In light of the UN Climate Change Conference COP26 taking place in this city in November 2021, the Spiritual Assembly of the Bahá’ís of Glasgow would like to offer this eco-pledge as a tool for individuals and communities to reflect on and enable practical action towards sustainable use of the world’s material resources. The compilation of environmental actions presented here aims to support the goals of COP26 as well as good ecological objectives generally.
Downloads
You can download the eco pledge web viewing version here.
Why?
The implications of climate chaos caused by unsustainable lifestyles raises a moral imperative for global justice. In recognising that we are global citizens who care about every member of the human family, we feel compelled to respond with urgency. The prompt for action cannot be understated.
While governments, NGOs and large businesses consult to find solutions to reduce greenhouse gas emissions, individual citizens can and must also take some essential actions. We could begin by educating ourselves about the impact of our purchasing habits on the pollution of the air, land and ocean; or by being more conscious of our energy-use behaviour. At present, those of us who live in the developed nations of the world are exceeding our share of resource use and living beyond the capacity of the natural world to regenerate itself. Greater personal awareness of this is a vital first step, and then we must progress to action.
What & How?
The eco-pledge as a whole consists of 19 individual pledges as well as 32 quotations from the Bahá’í Writings.
It’s up to you how you would like to use the eco-pledge, but joining and learning with others is usually most effective. It’s difficult to implement all actions simultaneously. Instead, try a few new actions for a week or so, and then add in more practical changes in the weeks and months following, building up good environmental practice and making a growing difference to your impact on the planet and the climate emergency. As the Bahá’í calendar consists of 19 months, perhaps your community could pledge to focus on one of the 19 actions every month?
The quotations from the Bahá’í writings are intended for deepening and meditation to support the pledge actions and place them in a spiritual context. They revolve around the subject of humanity’s vital interconnection with nature, our role as stewards of the planet’s biosphere, and they highlight virtues such as moderation, justice and humility.
Get started!
Hopefully you’ll feel inspired to take this timely eco-pledge and help to combat global warming and increasing extreme weather events. Taking various actions - as in this eco-pledge - sends a hopeful message to everyone around us. Let us remain hopeful. All of us can play a part in safeguarding the beauty and wondrous resources of our natural world for the sake of our future generations.We encourage you to get involved with the two legacy projects outlined in the eco- pledge, by donating some funds to support these projects. These can be considered as conscious and measured actions to offset individual carbon footprints – or viewed more generally as just simply wishing to contribute to a healthier environment for nature to flourish, which brings immediate and long-term benefits to humanity too.

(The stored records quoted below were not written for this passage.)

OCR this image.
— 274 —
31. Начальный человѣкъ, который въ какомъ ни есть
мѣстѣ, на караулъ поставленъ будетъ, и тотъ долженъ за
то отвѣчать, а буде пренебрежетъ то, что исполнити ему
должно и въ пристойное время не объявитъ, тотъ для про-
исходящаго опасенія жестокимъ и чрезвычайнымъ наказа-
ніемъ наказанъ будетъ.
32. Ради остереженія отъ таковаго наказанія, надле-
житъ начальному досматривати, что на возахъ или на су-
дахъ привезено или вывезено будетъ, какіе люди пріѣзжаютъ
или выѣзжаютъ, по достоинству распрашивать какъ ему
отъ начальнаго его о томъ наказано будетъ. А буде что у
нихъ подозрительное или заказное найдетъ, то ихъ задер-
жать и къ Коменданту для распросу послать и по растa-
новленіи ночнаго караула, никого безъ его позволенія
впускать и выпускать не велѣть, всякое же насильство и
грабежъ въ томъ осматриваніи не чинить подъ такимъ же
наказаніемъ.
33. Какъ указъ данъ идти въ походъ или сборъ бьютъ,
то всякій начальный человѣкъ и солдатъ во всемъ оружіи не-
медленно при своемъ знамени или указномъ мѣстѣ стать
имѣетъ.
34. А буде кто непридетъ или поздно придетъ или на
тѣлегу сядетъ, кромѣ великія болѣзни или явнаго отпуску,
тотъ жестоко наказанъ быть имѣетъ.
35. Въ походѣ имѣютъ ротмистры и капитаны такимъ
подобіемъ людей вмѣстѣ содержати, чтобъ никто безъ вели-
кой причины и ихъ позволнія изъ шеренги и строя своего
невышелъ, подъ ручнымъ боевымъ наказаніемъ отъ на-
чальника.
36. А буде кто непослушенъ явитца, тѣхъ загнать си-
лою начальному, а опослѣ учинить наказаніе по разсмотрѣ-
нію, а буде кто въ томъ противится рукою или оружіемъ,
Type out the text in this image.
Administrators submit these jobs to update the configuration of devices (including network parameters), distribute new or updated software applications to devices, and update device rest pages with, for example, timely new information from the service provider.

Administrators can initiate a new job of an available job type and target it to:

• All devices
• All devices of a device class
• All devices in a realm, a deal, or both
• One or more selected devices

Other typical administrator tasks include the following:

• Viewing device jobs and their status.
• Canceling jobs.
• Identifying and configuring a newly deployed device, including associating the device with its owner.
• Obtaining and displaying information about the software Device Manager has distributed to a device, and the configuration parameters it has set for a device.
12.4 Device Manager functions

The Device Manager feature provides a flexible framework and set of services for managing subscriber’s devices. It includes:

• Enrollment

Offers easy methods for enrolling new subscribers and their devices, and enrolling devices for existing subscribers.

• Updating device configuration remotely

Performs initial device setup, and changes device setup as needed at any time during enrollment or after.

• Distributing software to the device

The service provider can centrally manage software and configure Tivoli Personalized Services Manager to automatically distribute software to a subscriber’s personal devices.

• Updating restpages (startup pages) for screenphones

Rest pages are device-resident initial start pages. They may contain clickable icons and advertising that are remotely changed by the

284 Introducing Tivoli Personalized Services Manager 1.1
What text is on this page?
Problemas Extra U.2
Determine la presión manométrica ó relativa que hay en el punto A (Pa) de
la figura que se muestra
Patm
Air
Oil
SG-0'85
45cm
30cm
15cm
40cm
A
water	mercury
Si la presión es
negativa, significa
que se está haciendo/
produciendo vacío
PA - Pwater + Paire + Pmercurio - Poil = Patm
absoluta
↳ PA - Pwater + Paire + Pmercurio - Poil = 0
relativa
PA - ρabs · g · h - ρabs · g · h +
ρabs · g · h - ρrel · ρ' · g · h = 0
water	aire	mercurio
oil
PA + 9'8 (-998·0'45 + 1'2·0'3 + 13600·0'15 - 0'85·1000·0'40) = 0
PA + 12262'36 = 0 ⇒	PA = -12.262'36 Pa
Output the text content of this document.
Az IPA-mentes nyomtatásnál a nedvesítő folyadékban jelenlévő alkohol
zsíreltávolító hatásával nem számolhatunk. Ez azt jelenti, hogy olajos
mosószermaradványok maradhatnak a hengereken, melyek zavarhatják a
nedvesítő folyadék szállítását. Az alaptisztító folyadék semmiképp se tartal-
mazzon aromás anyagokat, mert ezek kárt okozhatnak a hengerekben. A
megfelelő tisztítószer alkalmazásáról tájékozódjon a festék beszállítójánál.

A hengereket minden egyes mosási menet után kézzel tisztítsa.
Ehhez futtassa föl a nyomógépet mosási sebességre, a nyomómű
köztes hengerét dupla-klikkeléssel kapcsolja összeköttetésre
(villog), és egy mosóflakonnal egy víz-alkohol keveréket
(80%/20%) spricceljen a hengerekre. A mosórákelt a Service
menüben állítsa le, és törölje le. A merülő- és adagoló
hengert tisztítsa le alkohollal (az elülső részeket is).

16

Forestry - Legacy Projects
The first is the Trees for Life, based in Scotland's Highlands. We are hoping to raise funds to plant at least 100 trees, for at least five years to assist with the massive task of carbon offsetting while also boosting biodiversity by rewilding with native species. The relevant links to the World Interfaith Harmony Grove and the Bahá'í Unity Grove can be found in the eco-pledge booklet.
The second is a rainforest conservation project at Iwokrama, Guyana, South America. The project concerns itself with maintaining the vital natural habitat and the biodiversity of the Guyanese part of the Amazonian rainforest. Iwokrama Forest has some unique ecosystem-habitats and has been awarded sustainable forestry status through the Forest Stewardship Scheme, helping to preserve the region's rich ecological inheritance – alongside adjacent control regions of wilderness preservation for study and comparative research purposes. Its natural resources are also managed in partnership with the indigenous Amerindian population.
Surveys have found over 1250 species of plants and in excess of 2000 in total expected to be discovered; 500 species of birds, 420 species of fish, 86 species of bats, and 130 species of mammals. It employs a ranger patrol service to protect from illegal hunting, mining and deforestation. We are hoping to donate, for at least a period of five years.
https://www.youtube.com/watch?v=p0pJuQkQStQ (1:09)
https://www.youtube.com/watch?v=3M-kov4WEMg (2:32)
https://www.youtube.com/watch?v=aL5QxgrPXVo (6:49)
https://www.youtube.com/watch?v=wI2OpdqbCoA (4:38)
In addition to the Trees for Life and Iwokrama Forest legacy projects being supported by the Glasgow Bahá'í Community, the International Tree Foundation is a further organisation that is also recognised for its valuable work and praiseworthy efforts in Africa. Their work also extends to initiatives in the UK (ITF’s UK tree planting). The organisation was originally founded in 1922 under its earlier name of Men of the Trees by Richard St. Barbe Baker a Bahá'í environmentalist and pioneer of forest conservation. He was in the vanguard of those recognising that the planting of a 'Great Green Wall' of trees across Africa could cease the spread of the Sahara expanding continually southward; a cross-border, transnational project currently being actioned. This afforestation work now taking place is as he envisioned back in 1964.